La respuesta no es tan evidente. Investigaciones recientes sugieren que detrás de toda esta comunicación y conexión, algo se está perdiendo. Un ejemplo lo pone el Instituto de Investigación Social de la Universidad de Michigan.
En un estudio sobre el nivel de empatía de jóvenes universitarios, detecta que este ha bajado en un 40% desde los años ochenta. De acuerdo con sus hallazgos, los estudiantes de hoy son menos propensos a expresar sentimientos de preocupación hacia los demás, mientras reconocen que las desgracias de otras personas no les afectan de forma significativa. Una nueva generación de universitarios que admite airosa estar siempre al tanto de lo que se cuece en las redes sociales, pero toda esa conexión no parece traducirse en un interés genuino por el mundo y por los demás.
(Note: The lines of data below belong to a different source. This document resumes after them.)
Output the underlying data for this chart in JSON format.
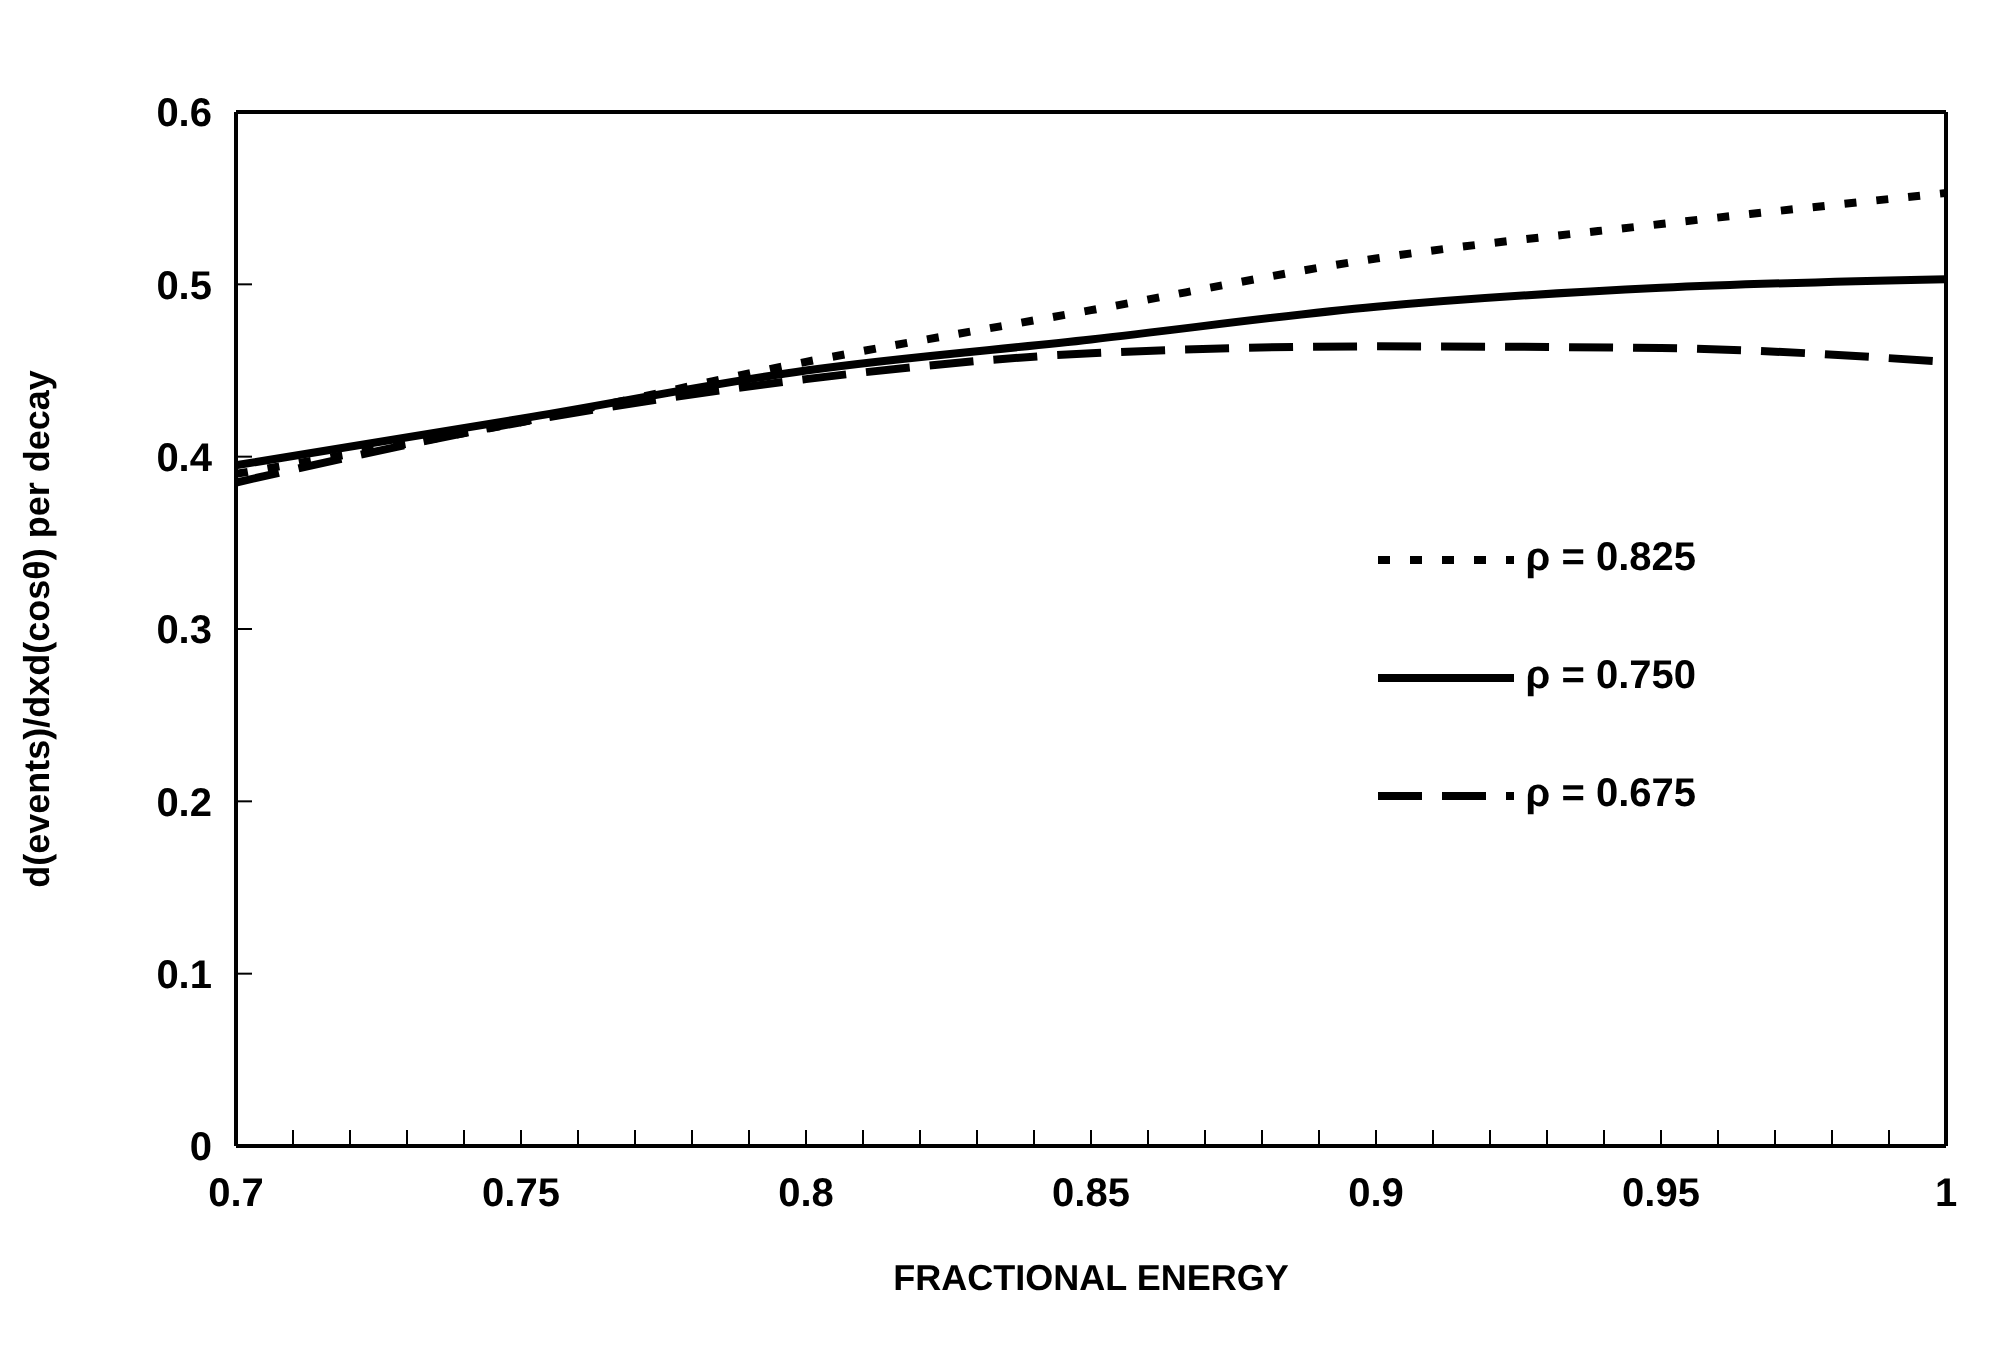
{
  "chart_data": {
    "type": "line",
    "xlabel": "FRACTIONAL ENERGY",
    "ylabel": "d(events)/dxd(cosθ) per decay",
    "x": [
      0.7,
      0.75,
      0.8,
      0.85,
      0.9,
      0.95,
      1.0
    ],
    "series": [
      {
        "name": "ρ = 0.825",
        "color": "#000000",
        "line_style": "dotted",
        "values": [
          0.39,
          0.42,
          0.455,
          0.485,
          0.515,
          0.535,
          0.553
        ]
      },
      {
        "name": "ρ = 0.750",
        "color": "#000000",
        "line_style": "solid",
        "values": [
          0.395,
          0.422,
          0.45,
          0.468,
          0.487,
          0.498,
          0.503
        ]
      },
      {
        "name": "ρ = 0.675",
        "color": "#000000",
        "line_style": "dashed",
        "values": [
          0.385,
          0.42,
          0.445,
          0.46,
          0.464,
          0.463,
          0.455
        ]
      }
    ],
    "xlim": [
      0.7,
      1
    ],
    "ylim": [
      0,
      0.6
    ],
    "xticks": [
      0.7,
      {
        "value": 0.71,
        "label": null
      },
      {
        "value": 0.72,
        "label": null
      },
      {
        "value": 0.73,
        "label": null
      },
      {
        "value": 0.74,
        "label": null
      },
      0.75,
      {
        "value": 0.76,
        "label": null
      },
      {
        "value": 0.77,
        "label": null
      },
      {
        "value": 0.78,
        "label": null
      },
      {
        "value": 0.79,
        "label": null
      },
      0.8,
      {
        "value": 0.81,
        "label": null
      },
      {
        "value": 0.82,
        "label": null
      },
      {
        "value": 0.83,
        "label": null
      },
      {
        "value": 0.84,
        "label": null
      },
      0.85,
      {
        "value": 0.86,
        "label": null
      },
      {
        "value": 0.87,
        "label": null
      },
      {
        "value": 0.88,
        "label": null
      },
      {
        "value": 0.89,
        "label": null
      },
      0.9,
      {
        "value": 0.91,
        "label": null
      },
      {
        "value": 0.92,
        "label": null
      },
      {
        "value": 0.93,
        "label": null
      },
      {
        "value": 0.94,
        "label": null
      },
      0.95,
      {
        "value": 0.96,
        "label": null
      },
      {
        "value": 0.97,
        "label": null
      },
      {
        "value": 0.98,
        "label": null
      },
      {
        "value": 0.99,
        "label": null
      },
      1
    ],
    "yticks": [
      0,
      0.1,
      0.2,
      0.3,
      0.4,
      0.5,
      0.6
    ],
    "legend": "right",
    "marker": "none"
  }
}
Muchos son los autores y estudiosos que intentan desgranar algunas de las causas de esta aparente crisis d’empatía.
Paul Saffo, tecnólogo, futurista y profesor de la
Stanford University, señala que desde que internet nos permite navegar en un vasto y movedizo cibermar de información, hemos tendido a saturarnos con fuentes y contenidos que refuerzan nuestra perspectiva de la realidad. «Hoy cada uno de nosotros tiene la posibilidad de crear su propio jardín digital en el que podemos permanecer cómodamente rodeados de discursos que reafirman nuestra mirada, dejando fuera todo aquello que entra en conflicto con nuestra visión del mundo».
En esta misma línea de reflexión el escritor americano
Jonathan Safran Foer señala que una explicación podría encontrarse en la transformación del tiempo en nuestros hábitos de consumo cultural. «Los sociólogos que estudian la empatía y la compasión —dice Foer— están descubriendo que, pese a que respondemos de manera inmediata al dolor físico, nuestro cerebro necesita tiempo para comprender las dimensiones sicológicas y morales de una situación de sufrimiento». Poniéndolo en términos simples, cuanto más se aceleran los procesos, cuanto más dispersos estamos, cuanto más énfasis ponemos en la velocidad a expensas de la profundidad, menos dispuestos y preparados estamos para empatizar con una situación que no vivimos en nuestra propia piel. Como dijo
Simone Weil, la atención se ha transformado en una rara y auténtica forma de generosidad. Para empatizar hace falta mirar con atención, escuchar con atención, pensar con atención. Dicho de otro modo, requiere tiempo y profundidad.
Por otra parte, nada de esto debería hacernos olvidar el innegable potencial de las
tecnologías digitales para generar compromiso empático. Iniciativas como el
Museo de la empatía con proyectos tan interesantes como la exposición ambulante
A mile in my shoes, en la que se invita al público a, literalmente, caminar una milla con los zapatos de otra persona mientras escucha su historia vital. O la
app social
Verona, que apuesta por el encuentro amoroso entre personas que, por cuestiones políticas o religiosas, muy poco piensan tener en común. O el proyecto
Hello Peace, una línea telefónica abierta que invita a conversar a israelíes y palestinos, impulsado por familias de unos y otros víctimas del conflicto. O el espectáculo de teatro documental audiovisual
Minefield, en el que excombatientes de ambos bandos de la guerra de las Malvinas comparten sus memorias en un mismo escenario.
Anunciando los resultados de su experimento sobre el comportamiento social de las ratas, Peggy Mason, investigadora principal del proyecto, dijo que lo que más sorprendió a su equipo fue que las ratas actuaran sin ningún otro estímulo del que les podría provocar el simple hecho de ayudar a otro individuo de su misma especie. Podríamos pensar, no sin cierta razón, que hacemos trampa al comparar el comportamiento prosocial de roedores con lo que hacemos los humanos, hasta donde se sabe, seres infinitamente más complejos y reflexivos que las ratas. Pero la anécdota no deja de ser interesante. Por lo menos, podría servir para preguntarnos, desde nuestra humana superioridad, cuán dispuestos realmente estamos a abrir jaulas o compartir el chocolate.